Cath and her twin sister Wren are heading off to their first year at a university in Nebraska. Cath is devastated that her twin sister doesn’t want to live with her. Wren thinks they need to grow and meet new people, but Cath is a lot more socially dysfunctional than her sister and doesn’t know how she’ll manage. On top of that, she’s worried about leaving their manic depressive father home alone (their mother left them years ago).
My first year at a university was over 20 years ago, but this book took me right back to those days. The classes, the parties, the growing apart from friends, the cramped dorm rooms with no privacy, the crazy roommates, drinking too much, the campus library where there seems to be more sexual activity than actual reading – it’s all here. That, and the most important thing, which is that college lets you reinvent yourself, or at least figure out who you are.
I loved Cath’s character and I also appreciated that Rowell stayed away from black and white characterizations of Cath’s sister, her roommate, and her roommate’s boyfriend. Okay, so maybe Levi is just a little too nice. To be honest, I liked Cath’s prickly roommate the most. That says something about me, I guess. In all of her books, Rowell makes you feel you’re reading about real people. A good example is the part where Cath throws herself an “Emergency Kanye Dance Party” in her room when things get rough, a ritual she used to have with her sister.
I also loved that this was a book about writing. Cath is a dedicated writer of Simon Snow fanfiction, which is basically Harry Potter with name changes. She’s writing, chapter by chapter, a really successful online novel. The problem is that her love of fan fiction is keeping her from writing original fiction. Simon Snow and his world feels like home to her, and she doesn’t see why she should write in any other world, even though no one around her can understand.
The problem I had with this book was all the pseudo-Harry Potter stuff, and the concept of fanfiction itself. I have to admit, I don’t get people’s need to rewrite other people’s characters, and I myself have no interest in reading it. But Rowell managed to make me more sympathetic to the idea. Interestingly creating her own Potter-like world, Rowell manages to play on the very thing her character is dealing with — what it means to take another living author’s characters and mold them into who you want them to be. Still, I thought the book suffered a bit from too many “Simon Snow” excerpts, which, while clever, distracted from the real story.

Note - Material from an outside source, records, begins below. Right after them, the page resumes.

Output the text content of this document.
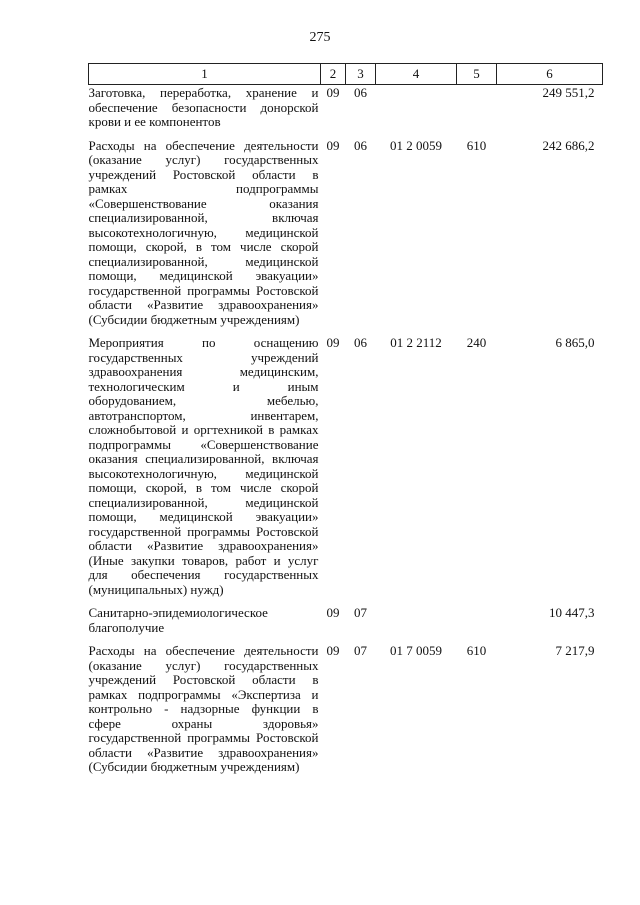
275
1	2	3	4	5	6
Заготовка, переработка, хранение и обеспечение безопасности донорской крови и ее компонентов	09	06			249 551,2
Расходы на обеспечение деятельности (оказание услуг) государственных учреждений Ростовской области в рамках подпрограммы «Совершенствование оказания специализированной, включая высокотехнологичную, медицинской помощи, скорой, в том числе скорой специализированной, медицинской помощи, медицинской эвакуации» государственной программы Ростовской области «Развитие здравоохранения» (Субсидии бюджетным учреждениям)	09	06	01 2 0059	610	242 686,2
Мероприятия по оснащению государственных учреждений здравоохранения медицинским, технологическим и иным оборудованием, мебелью, автотранспортом, инвентарем, сложнобытовой и оргтехникой в рамках подпрограммы «Совершенствование оказания специализированной, включая высокотехнологичную, медицинской помощи, скорой, в том числе скорой специализированной, медицинской помощи, медицинской эвакуации» государственной программы Ростовской области «Развитие здравоохранения» (Иные закупки товаров, работ и услуг для обеспечения государственных (муниципальных) нужд)	09	06	01 2 2112	240	6 865,0
Санитарно-эпидемиологическое благополучие	09	07			10 447,3
Расходы на обеспечение деятельности (оказание услуг) государственных учреждений Ростовской области в рамках подпрограммы «Экспертиза и контрольно - надзорные функции в сфере охраны здоровья» государственной программы Ростовской области «Развитие здравоохранения» (Субсидии бюджетным учреждениям)	09	07	01 7 0059	610	7 217,9
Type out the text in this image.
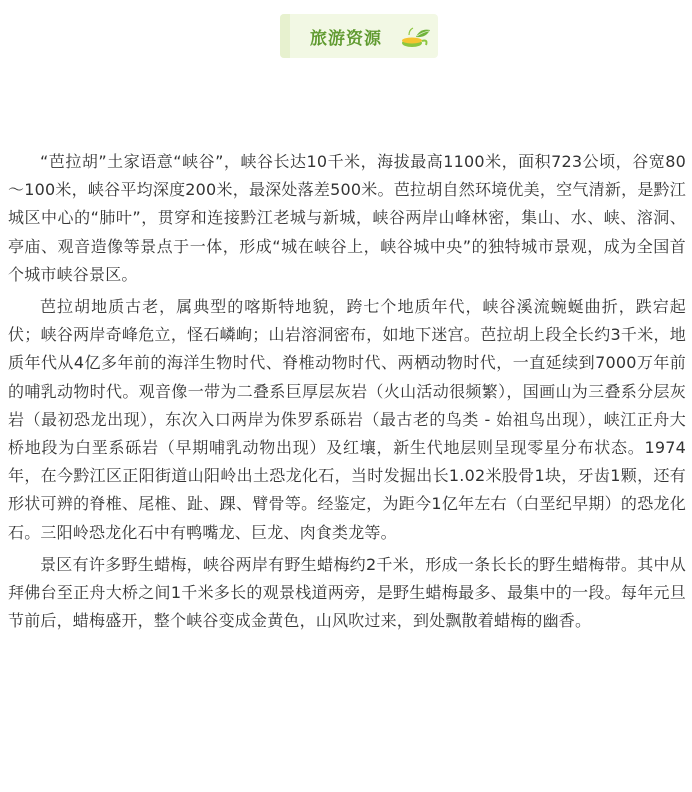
旅游资源

“芭拉胡”土家语意“峡谷”，峡谷长达10千米，海拔最高1100米，面积723公顷，谷宽80～100米，峡谷平均深度200米，最深处落差500米。芭拉胡自然环境优美，空气清新，是黔江城区中心的“肺叶”，贯穿和连接黔江老城与新城，峡谷两岸山峰林密，集山、水、峡、溶洞、亭庙、观音造像等景点于一体，形成“城在峡谷上，峡谷城中央”的独特城市景观，成为全国首个城市峡谷景区。

芭拉胡地质古老，属典型的喀斯特地貌，跨七个地质年代，峡谷溪流蜿蜒曲折，跌宕起伏；峡谷两岸奇峰危立，怪石嶙峋；山岩溶洞密布，如地下迷宫。芭拉胡上段全长约3千米，地质年代从4亿多年前的海洋生物时代、脊椎动物时代、两栖动物时代，一直延续到7000万年前的哺乳动物时代。观音像一带为二叠系巨厚层灰岩（火山活动很频繁），国画山为三叠系分层灰岩（最初恐龙出现），东次入口两岸为侏罗系砾岩（最古老的鸟类 - 始祖鸟出现），峡江正舟大桥地段为白垩系砾岩（早期哺乳动物出现）及红壤，新生代地层则呈现零星分布状态。1974年，在今黔江区正阳街道山阳岭出土恐龙化石，当时发掘出长1.02米股骨1块，牙齿1颗，还有形状可辨的脊椎、尾椎、趾、踝、臂骨等。经鉴定，为距今1亿年左右（白垩纪早期）的恐龙化石。三阳岭恐龙化石中有鸭嘴龙、巨龙、肉食类龙等。

景区有许多野生蜡梅，峡谷两岸有野生蜡梅约2千米，形成一条长长的野生蜡梅带。其中从拜佛台至正舟大桥之间1千米多长的观景栈道两旁，是野生蜡梅最多、最集中的一段。每年元旦节前后，蜡梅盛开，整个峡谷变成金黄色，山风吹过来，到处飘散着蜡梅的幽香。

But I have to say, I really empathized with Cath and appreciated the journey she takes in this book. I found myself rooting for her the whole way, anxious for her to make her way in college, find a real relationship, and repair the battered relationship she has with her sister. This book touched on a lot of things I find meaningful, from sister relationships to social awkwardness to the love of writing and reading.
I wasn’t expecting as much from this novel, but it really exceeded my expectations. I would definitely recommend it.